İki bayanın bir müddet sonra bağladıkları ipleri çözdüklerini belirten Aydın, şunları söyledi: “Sanık S. paspas sopasını kırdı. Bir modülünü sanık T.’ye verdi. Öteki ikisi de bu sopalarla bana vurdular. Hatta S. bana vururken, sopa T.’nin burnuna geldi. Kanamasına neden oldu. Buna sonlanıp beni tekrar dövdüler. Sonra telefonla M.’yi çağırdılar. S., M.’ye ‘Sen D.’ye asılmışsın’ dedi. M., bunu inkar etti. Sonra S. eline makas aldı. T. bıçak üzere bir cisim aldı. Her ikisi de saçımı kestiler. Öncesinde S., ağzıma bir bez soktu. Bu nedenle bağıramadım. Sonra ağzımdaki bu bezi çıkardılar.”
“VÜCUDUMA SİGARA BASTI”
Vücudunu sigarayla yaktıklarını öne süren D.A., “Tuğba, beni S.’nin ayaklarına hakikat itti. Zorlamaları nedeniyle üç sefer ayaklarını öptüm. Daha sonra elimi çözdüler. Sanık S., bana sigara bastı. Bunu yaparken sanık T., ellerimi tutuyordu. M. reaksiyonsuz bir halde onları izliyordu. Ben bu evreden sonra çalıştığım yere nasıl döndüm ve devamında ne olduğunu hatırlamıyorum.” dedi.
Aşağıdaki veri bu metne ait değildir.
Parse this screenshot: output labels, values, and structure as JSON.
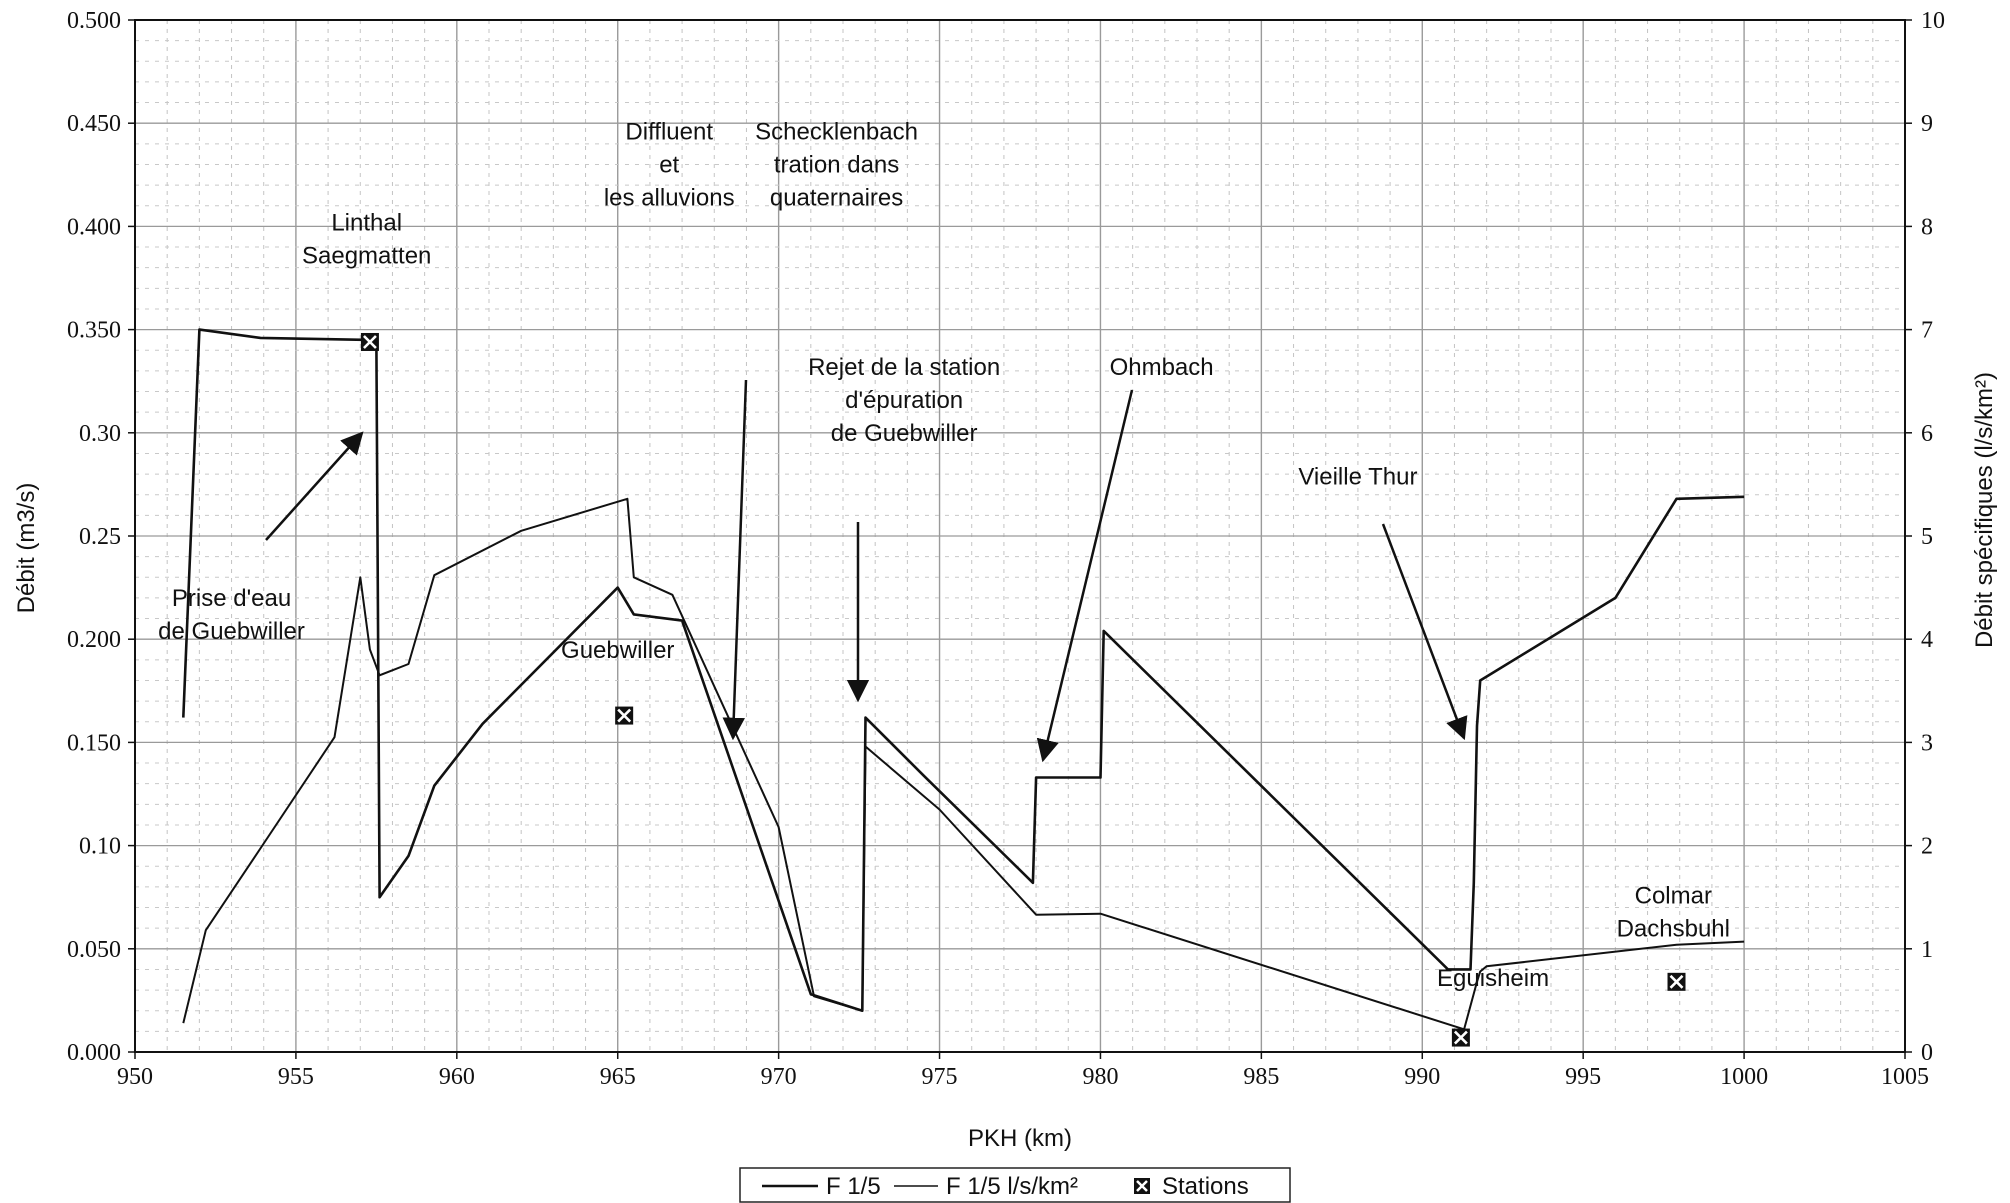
{
  "chart_data": {
    "type": "line",
    "xlabel": "PKH (km)",
    "ylabel": "Débit (m3/s)",
    "y2label": "Débit spécifiques (l/s/km²)",
    "xlim": [
      950,
      1005
    ],
    "ylim": [
      0,
      0.5
    ],
    "y2lim": [
      0,
      10
    ],
    "grid": true,
    "x_ticks": [
      "950",
      "955",
      "960",
      "965",
      "970",
      "975",
      "980",
      "985",
      "990",
      "995",
      "1000",
      "1005"
    ],
    "y_ticks": [
      "0.000",
      "0.050",
      "0.10",
      "0.150",
      "0.200",
      "0.25",
      "0.30",
      "0.350",
      "0.400",
      "0.450",
      "0.500"
    ],
    "y2_ticks": [
      "0",
      "1",
      "2",
      "3",
      "4",
      "5",
      "6",
      "7",
      "8",
      "9",
      "10"
    ],
    "series": [
      {
        "name": "F 1/5",
        "axis": "left",
        "x": [
          951.5,
          952.0,
          953.9,
          957.3,
          957.5,
          957.6,
          958.5,
          959.3,
          960.8,
          965.0,
          965.5,
          967.0,
          971.0,
          972.6,
          972.7,
          974.5,
          977.9,
          978.0,
          980.0,
          980.1,
          990.8,
          991.5,
          991.6,
          991.7,
          991.8,
          996.0,
          997.9,
          1000.0
        ],
        "y": [
          0.162,
          0.35,
          0.346,
          0.345,
          0.342,
          0.075,
          0.095,
          0.129,
          0.159,
          0.225,
          0.212,
          0.209,
          0.028,
          0.02,
          0.162,
          0.134,
          0.082,
          0.133,
          0.133,
          0.204,
          0.04,
          0.04,
          0.082,
          0.158,
          0.18,
          0.22,
          0.268,
          0.269
        ]
      },
      {
        "name": "F 1/5 l/s/km²",
        "axis": "right",
        "x": [
          951.5,
          952.2,
          954.0,
          956.2,
          957.0,
          957.3,
          957.6,
          958.5,
          959.3,
          962.0,
          965.3,
          965.5,
          966.7,
          970.0,
          971.1,
          972.6,
          972.7,
          975.0,
          978.0,
          980.0,
          991.3,
          991.7,
          991.8,
          992.0,
          997.9,
          1000.0
        ],
        "y": [
          0.28,
          1.18,
          2.02,
          3.05,
          4.6,
          3.9,
          3.65,
          3.76,
          4.62,
          5.05,
          5.36,
          4.6,
          4.43,
          2.18,
          0.54,
          0.4,
          2.96,
          2.35,
          1.33,
          1.34,
          0.22,
          0.68,
          0.78,
          0.83,
          1.04,
          1.07
        ]
      },
      {
        "name": "Stations",
        "axis": "left",
        "x": [
          957.3,
          965.2,
          991.2,
          997.9
        ],
        "y": [
          0.344,
          0.163,
          0.007,
          0.034
        ]
      }
    ],
    "annotations": [
      {
        "lines": [
          "Linthal",
          "Saegmatten"
        ],
        "x": 957.2,
        "y": 0.398
      },
      {
        "lines": [
          "Prise d'eau",
          "de Guebwiller"
        ],
        "x": 953.0,
        "y": 0.216
      },
      {
        "lines": [
          "Guebwiller"
        ],
        "x": 965.0,
        "y": 0.191
      },
      {
        "lines": [
          "Diffluent",
          "et",
          "les alluvions"
        ],
        "x": 966.6,
        "y": 0.442
      },
      {
        "lines": [
          "Schecklenbach",
          "tration dans",
          "quaternaires"
        ],
        "x": 971.8,
        "y": 0.442
      },
      {
        "lines": [
          "Rejet de la station",
          "d'épuration",
          "de Guebwiller"
        ],
        "x": 973.9,
        "y": 0.328
      },
      {
        "lines": [
          "Ohmbach"
        ],
        "x": 981.9,
        "y": 0.328
      },
      {
        "lines": [
          "Vieille Thur"
        ],
        "x": 988.0,
        "y": 0.275
      },
      {
        "lines": [
          "Eguisheim"
        ],
        "x": 992.2,
        "y": 0.032
      },
      {
        "lines": [
          "Colmar",
          "Dachsbuhl"
        ],
        "x": 997.8,
        "y": 0.072
      }
    ],
    "legend": {
      "placement": "bottom",
      "entries": [
        "F 1/5",
        "F 1/5 l/s/km²",
        "Stations"
      ]
    }
  }
}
D.A., DURUŞMA SALONUNU TERK ETTİ
Sanıklardan M.D. ise üzerine atılan suçlamaları kabul etmedi. D.A.’nın avukatı Mehmet Fatih Soylu, M.D.’ye “Madem S. ve D. tartışacaktı, neden yalnız bıraktın?” diye sordu. M.D. de emellerinin D.A. ile konuşmak olduğunu belirterek, “S. de müştekiye hudutlu değildi. O nedenle ben utandığımdan ötürü konuşmaları için onları yalnız bırakıp aşağıya indim.” dedi. Bunun üzerine D.A., “Çok utandın o denli mi? Çok utanmışlar.” diye bağırarak reaksiyon gösterip duruşma salonunu terk etti.
“PİŞMANIM”
S.D. ise savunmasında pişman olduğunu söyledi. D., “Önceki savunmalarımı tekrar ederim, yaşanan bu olaylardan ötürü pişmanım. Benim savunmalarım ortasında hiçbir çelişki yok. Müştekinin beyanlarını kabul etmiyorum. Tahliyemi talep ediyorum.” dedi.
“6 GÜNDÜR TANIDIĞIM KİŞİ İÇİN BU STİL İŞLERE GİRMEM”
Suçlamaları kabul etmeyen T.D. de savunmasında, “Müşteki D.’yi tanımam. S.’yi 6 gündür tanıyorum. 6 gündür tanıdığım bir kişi için bu şekil işlere girmem. Suçlamaları kabul etmiyorum. Pişmanım. Tahliyemi talep ediyorum.” dedi.
Savunmalarının akabinde mahkeme heyeti, D.A.’nın yüzünde kalıcı bir iz, olup olmadığının belirlenmesi için İsimli Tıp Kurumu’ndan sıhhat raporu istedi. Heyet, belgedeki eksiklerin giderilmesi için duruşmayı ileri bir tarihe erteledi.